Марина уже забыла обо всех своих попытках «придержать дверь», и с каждым его словом открывалась все больше и больше. Он словно думал вместе с ней, словно куда-то вел ее за руку… «Кладовочку разбирать! – вспомнила Марина, – Так вот о чем сон-то!»
– Давайте представим ближнего своего, отягощенного пагубной страстью… влечением… к некоей отраве… дающей ему иллюзорное счастье, но иссушающей душу и тело.
Марина почувствовала, как вся кровь бросилась ей в лицо и опустила голову.
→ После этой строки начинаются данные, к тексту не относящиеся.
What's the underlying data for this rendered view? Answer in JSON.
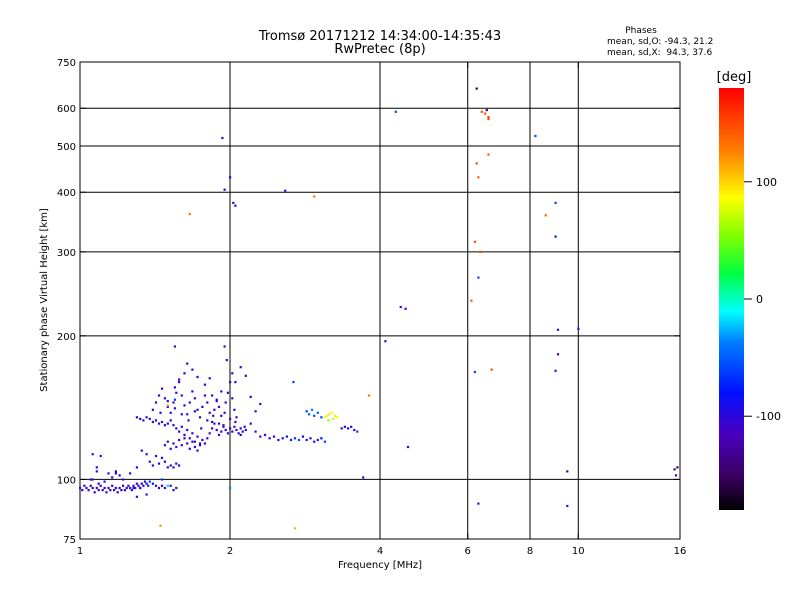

– Как поступим мы с ним? Отвернем ли от него лицо свое? В конце концов, каждый сам за себя перед Богом ответственен. Что ж, если нет у нас ни сил, ни способов ему помочь, может, так и поступим. А если есть? Дадим ли мы ему этой отравы, чтобы не видеть, как он мучается? Чтобы утешить его в страданиях, хотя и знаем, что они возобновятся с удвоенной силой? Или со всей силой любви нашей постараемся отвратить его с пагубного пути? Стать лекарем ему? Душу его исцелить?
Марина посмотрела прямо в глаза отцу Арсению:
– Но разве… может… болезнь… стать исцелением? Отрава – лекарством?
– Невозможное человекам возможно Богу.
– Значит… значит я виновата? И нет мне прощения? Но я же… я так сожалела! Я… жить не могла!
– Прощение всегда возможно. Божья любовь подобна дождю, падающему и на пшеницу, и на плевелы, или солнцу, согревающему и праведников, и нечестивых. Это не значит, что Бог не делает различия между праведниками и нечестивыми, но пока человек жив, есть возможность для покаяния и обращения. Вы раскаялись, я это вижу. Раскаялись – значит прощены. Господь вас прощает, так оставьте гордыню – простите и вы себя. Оставьте прошлое – прошлому. Идите вперед. Вы – на правильном пути, верьте себе. Вы верите в любовь? Так Бог и есть любовь. И вы полны любви – так несите ее в мир! Дарите! А иначе – зачем вам дано так много?
Марина смотрела на него со слезами на глазах.
– Спасибо вам.
– Святой апостол Павел писал: «Если я говорю языками человеческими и ангельскими, а любви не имею, то я медь звенящая или кимвал звучащий. Если имею дар пророчества, и знаю все тайны, – священник взглянул прямо в глаза Марине, – и имею всякое познание и всю веру, так что могу и горы переставлять, а не имею любви, – то я ничто. И если я раздам все имение мое и отдам тело мое на сожжение, а любви не имею, нет мне в том никакой пользы…» Понимаете?
– Да…
– Я буду молиться за вас. Как ваше имя? Марина?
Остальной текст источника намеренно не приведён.